The `rangeProducer` coroutine produces a range of integers while the `sumConsumer` consumes all the numbers and sums them up. The two coroutines are bound together by `pipe`. Note that either of them could be replaced by a different coroutine of the same type and the other coroutine would still perform its job. Furthermore, though in this example both coroutines run in the IO monad, they are completely generic and could run in any monad.

## Components and combinators
### Module `Control.Concurrent.SCC.Types`
### Module `Control.Concurrent.SCC.Coercions`
### Module `Control.Concurrent.SCC.Primitives`
### Module `Control.Concurrent.SCC.Combinators`
### Module `Control.Concurrent.SCC.XML`

What can one do with a number of sources and sinks? The next layer tries to organize the answers. First, in module `Types` it defines the types of various actors on sources and sinks:

    type OpenConsumer m a d x r = AncestorFunctor a d => Source m a x -> Coroutine d m r
    type OpenProducer m a d x r = AncestorFunctor a d => Sink m a x -> Coroutine d m r
    type OpenTransducer m a1 a2 d x y r = 
       (AncestorFunctor a1 d, AncestorFunctor a2 d) => Source m a1 x -> Sink m a2 y -> Coroutine d m r
    type OpenSplitter m a1 a2 a3 a4 d x b r =
       (AncestorFunctor a1 d, AncestorFunctor a2 d, AncestorFunctor a3 d, AncestorFunctor a4 d) =>
       Source m a1 x -> Sink m a2 x -> Sink m a3 x -> Sink m a4 b -> Coroutine d m r

    newtype Consumer m x r = Consumer {consume :: forall a d. OpenConsumer m a d x r}
    newtype Producer m x r = Producer {produce :: forall a d. OpenProducer m a d x r}
    newtype Transducer m x y = Transducer {transduce :: forall a1 a2 d. OpenTransducer m a1 a2 d x y ()}
    newtype Splitter m x b = Splitter {split :: forall a1 a2 a3 a4 d. OpenSplitter m a1 a2 a3 a4 d x b ()}

The `Primitives` module exports a number of functions that create ''primitive'' consumer, producer, transducer, and splitter components. They are primitive in the sense of not depending on any other components.

The `Combinators` module exports functions that combine primitive (or any other) components into more complex components.

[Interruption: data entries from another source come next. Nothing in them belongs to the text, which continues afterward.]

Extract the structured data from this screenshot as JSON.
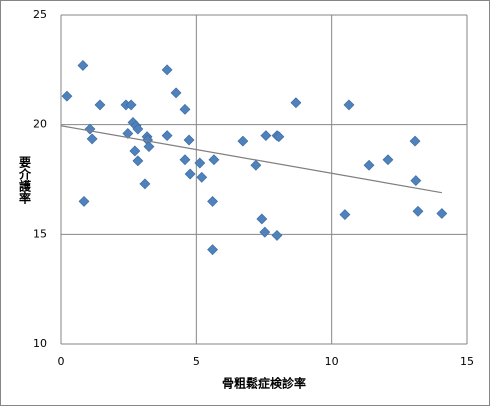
{
  "chart_data": {
    "type": "scatter",
    "x_label": "骨粗鬆症検診率",
    "y_label": "要介護率",
    "xlim": [
      0,
      15
    ],
    "xticks": [
      0,
      5,
      10,
      15
    ],
    "ylim": [
      10,
      25
    ],
    "yticks": [
      10,
      15,
      20,
      25
    ],
    "grid": true,
    "color": "#4f81bd",
    "series": [
      {
        "color": "#4f81bd",
        "x": [
          0.22,
          0.81,
          0.85,
          1.07,
          1.15,
          1.44,
          2.4,
          2.59,
          2.47,
          2.66,
          2.77,
          2.73,
          2.84,
          2.84,
          3.1,
          3.18,
          3.2,
          3.25,
          3.92,
          3.92,
          4.25,
          4.58,
          4.58,
          4.73,
          4.77,
          5.13,
          5.2,
          5.6,
          5.65,
          5.6,
          6.72,
          7.2,
          7.42,
          7.53,
          7.57,
          7.98,
          8.05,
          7.98,
          8.68,
          10.49,
          10.64,
          11.38,
          12.08,
          13.08,
          13.11,
          13.19,
          14.07
        ],
        "values": [
          21.3,
          22.7,
          16.5,
          19.8,
          19.35,
          20.9,
          20.9,
          20.9,
          19.6,
          20.1,
          19.95,
          18.8,
          19.8,
          18.35,
          17.3,
          19.45,
          19.3,
          19.0,
          22.5,
          19.5,
          21.45,
          20.7,
          18.4,
          19.3,
          17.75,
          18.25,
          17.6,
          16.5,
          18.4,
          14.3,
          19.25,
          18.15,
          15.7,
          15.1,
          19.5,
          19.5,
          19.45,
          14.95,
          21.0,
          15.9,
          20.9,
          18.15,
          18.4,
          19.25,
          17.45,
          16.05,
          15.95
        ]
      }
    ],
    "trendline": {
      "color": "#7f7f7f",
      "x": [
        0,
        14.07
      ],
      "values": [
        19.95,
        16.9
      ]
    }
  }
}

Module `XML` groups together the primitive components and their combinators useful for parsing, manipulating, and writing XML.

## Dynamic component configuration
### Module `Control.Concurrent.Configuration`

This is not so much a layer as an overlay, because it's quite generic. Any value can be made into a configurable component, provided that we supply the following information about it:

 * a name,
 * the maximum number of threads it can use, and
 * the cost of using the component.

In exchange for this data, the component provides the ability to optimize itself for any given number of available threads.

## The entire library
### Module `Control.Concurrent.SCC.Sequential`
### Module `Control.Concurrent.SCC.Parallel`
### Module `Control.Concurrent.SCC.Configurable`

Each of these three modules collect and re-export all lower-level modules of SCC with different configuration. Components and combinators exported by module ''Sequential'' always run sequentally, using a single thread. Those exported from ''Parallel'' always fork extra threads whenever they can. Finally, the ''Configurable'' module exports components that can be dynamically configured to use a given number of threads in the optimal way.

## The highest layer: Command-line shell language
### Module `Shell`

This layer exposes the entire framework functionality in a command-line shell interface.